Зимоглядов пытался разжать спекшиеся, неживые губы, но не смог.

— Кого вам? — настойчиво повторил мальчик вопрос.

— Собственно… как объяснить… — замялся Зимоглядов, переминаясь с ноги на ногу. — Я хотел… Маргарита Сергеевна здесь живет?

— Маргарита Сергеевна? — бойко переспросил мальчик. — Нет, она не живет. Теперь мы живем.

— А где же она живет? — успокаиваясь, спросил Зимоглядов. — Ты знаешь, где она живет?

— Она умерла, — все так же бойко, как на уроке, ответил мальчик. — Два года назад умерла. Или три, я уже забыл.

— Умерла… — растерянно повторил Зимоглядов. — Я вот живу, а она умерла…

— Мама! — позвал мальчик в приоткрытую дверь. — Тут дяденька Маргариту Сергеевну спрашивает.

На зов вышла совсем еще молодая женщина. Светлые волосы, выбившиеся из-под платка, и такие же светлые глаза выдавали в ней приезжую. Она пристально посмотрела на Зимоглядова. Что-то было в его облике жалкое, вызывающее сочувствие, и она тут же сказала добрым, участливым голосом человека, не раз попадавшего в трудные жизненные обстоятельства:

— Да вы заходите. Гена, что же ты пригласить не догадался?

Зимоглядов долго отряхивал с себя снег, чтобы войти, — сначала с шапки, потом шапкой стегал по шинели и кирзовым сапогам. Сдернув с плеча вещмешок, варежкой смахнул снег и с него.

Войдя в комнату, он едва не задохнулся от того, что увидел: все в ней сохранилось так, как было при Маргарите. Не изменилось ничего — ни расположение мебели, ни сама мебель, и особенно стол, и правый верхний ящик стола… Здесь все оказалось настолько постоянным и нетронутым, что Зимоглядов подумал: может, эта женщина и есть Маргарита, может, все осталось прежним, а изменилась только она?

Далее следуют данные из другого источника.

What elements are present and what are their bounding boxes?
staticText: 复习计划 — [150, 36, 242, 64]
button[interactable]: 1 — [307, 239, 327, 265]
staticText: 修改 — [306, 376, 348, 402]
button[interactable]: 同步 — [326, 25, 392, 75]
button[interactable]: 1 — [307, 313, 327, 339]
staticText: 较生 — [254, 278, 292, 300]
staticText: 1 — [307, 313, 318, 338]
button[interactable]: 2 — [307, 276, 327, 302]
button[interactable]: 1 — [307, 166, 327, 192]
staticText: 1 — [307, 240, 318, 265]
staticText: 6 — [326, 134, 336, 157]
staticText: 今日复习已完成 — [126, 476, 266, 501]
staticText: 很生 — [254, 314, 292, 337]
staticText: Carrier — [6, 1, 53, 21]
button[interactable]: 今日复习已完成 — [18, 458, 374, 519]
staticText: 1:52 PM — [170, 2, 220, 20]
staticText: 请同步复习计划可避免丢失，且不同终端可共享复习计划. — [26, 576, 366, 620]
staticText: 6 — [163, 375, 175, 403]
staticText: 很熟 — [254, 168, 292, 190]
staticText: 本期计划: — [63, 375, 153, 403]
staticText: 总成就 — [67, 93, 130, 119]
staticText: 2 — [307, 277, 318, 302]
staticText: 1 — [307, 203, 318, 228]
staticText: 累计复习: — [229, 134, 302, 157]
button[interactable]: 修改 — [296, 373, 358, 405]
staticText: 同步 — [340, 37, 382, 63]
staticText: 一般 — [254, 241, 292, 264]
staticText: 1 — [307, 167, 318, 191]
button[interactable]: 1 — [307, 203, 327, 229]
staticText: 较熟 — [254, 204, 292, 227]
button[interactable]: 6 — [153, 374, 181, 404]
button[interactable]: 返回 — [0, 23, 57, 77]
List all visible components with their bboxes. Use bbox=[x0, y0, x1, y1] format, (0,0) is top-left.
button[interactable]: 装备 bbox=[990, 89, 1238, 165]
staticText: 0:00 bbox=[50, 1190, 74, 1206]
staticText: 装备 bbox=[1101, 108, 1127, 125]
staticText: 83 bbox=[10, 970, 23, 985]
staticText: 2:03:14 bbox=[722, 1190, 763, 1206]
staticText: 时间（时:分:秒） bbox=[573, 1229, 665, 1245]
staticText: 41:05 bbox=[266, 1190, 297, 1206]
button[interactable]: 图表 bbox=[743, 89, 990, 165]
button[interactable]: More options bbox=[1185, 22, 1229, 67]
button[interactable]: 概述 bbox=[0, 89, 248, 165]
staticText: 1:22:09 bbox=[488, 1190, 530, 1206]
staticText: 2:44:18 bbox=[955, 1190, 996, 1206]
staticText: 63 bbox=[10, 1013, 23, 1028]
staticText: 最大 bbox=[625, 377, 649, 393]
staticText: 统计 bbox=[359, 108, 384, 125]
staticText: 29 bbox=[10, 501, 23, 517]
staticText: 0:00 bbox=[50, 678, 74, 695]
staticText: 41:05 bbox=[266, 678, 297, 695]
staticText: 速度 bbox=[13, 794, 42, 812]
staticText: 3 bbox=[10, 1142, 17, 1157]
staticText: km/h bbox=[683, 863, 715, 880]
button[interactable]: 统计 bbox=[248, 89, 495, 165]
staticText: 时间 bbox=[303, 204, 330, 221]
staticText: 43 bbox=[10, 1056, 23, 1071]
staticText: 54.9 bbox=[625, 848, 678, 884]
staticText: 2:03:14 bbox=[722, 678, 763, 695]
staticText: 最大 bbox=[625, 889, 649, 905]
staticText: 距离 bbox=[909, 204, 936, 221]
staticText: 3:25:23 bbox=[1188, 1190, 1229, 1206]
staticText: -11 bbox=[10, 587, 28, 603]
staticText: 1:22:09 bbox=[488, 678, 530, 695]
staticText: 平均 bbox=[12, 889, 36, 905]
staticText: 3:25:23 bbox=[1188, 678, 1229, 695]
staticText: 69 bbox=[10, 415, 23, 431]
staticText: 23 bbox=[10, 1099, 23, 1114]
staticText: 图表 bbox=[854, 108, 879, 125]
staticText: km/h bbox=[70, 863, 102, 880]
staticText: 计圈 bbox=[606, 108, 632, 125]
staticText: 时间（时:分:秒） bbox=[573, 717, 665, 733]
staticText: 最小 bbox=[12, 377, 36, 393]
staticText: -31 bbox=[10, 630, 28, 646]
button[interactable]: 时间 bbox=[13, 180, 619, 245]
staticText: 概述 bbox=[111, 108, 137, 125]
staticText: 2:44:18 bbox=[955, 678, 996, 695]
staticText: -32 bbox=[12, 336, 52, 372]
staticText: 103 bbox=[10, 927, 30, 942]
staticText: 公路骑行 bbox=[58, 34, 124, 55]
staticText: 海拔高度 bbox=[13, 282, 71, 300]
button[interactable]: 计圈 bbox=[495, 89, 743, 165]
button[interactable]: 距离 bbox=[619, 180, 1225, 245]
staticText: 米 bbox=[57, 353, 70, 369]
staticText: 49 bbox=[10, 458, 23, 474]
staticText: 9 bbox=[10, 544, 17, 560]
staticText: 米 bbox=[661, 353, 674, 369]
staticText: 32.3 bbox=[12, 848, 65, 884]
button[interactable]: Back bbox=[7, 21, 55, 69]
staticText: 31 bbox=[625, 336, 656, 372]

Нет, они были чужими, эти люди, поселившиеся в когда-то родном для него доме — и эта женщина, и этот строгий, видно, смышленый мальчик.

— Да вы, пожалуйста, садитесь, — придвинула ему расшатанный стул женщина. — В ногах правды нет.

— Спасибо, — Зимоглядов сбросил с себя мокрую, ставшую тяжелой и громоздкой шинель и присел на стул. — Я ведь на минутку… Думал Маргариту Сергеевну застать.

Женщина посмотрела на него долгим сочувствующим взглядом.

— Мы-то здесь поселились после того, как ее не стало, — заговорила женщина. — Приезжие мы, я и не была с ней знакома. А вот слышала о ней много — рассказывали. Чудесная, говорят, была женщина… — Она вдруг умолкла и вопрошающе посмотрела на него, не зная, продолжать ли свой рассказ или же не надо. — Простите, вы ей кем доводитесь?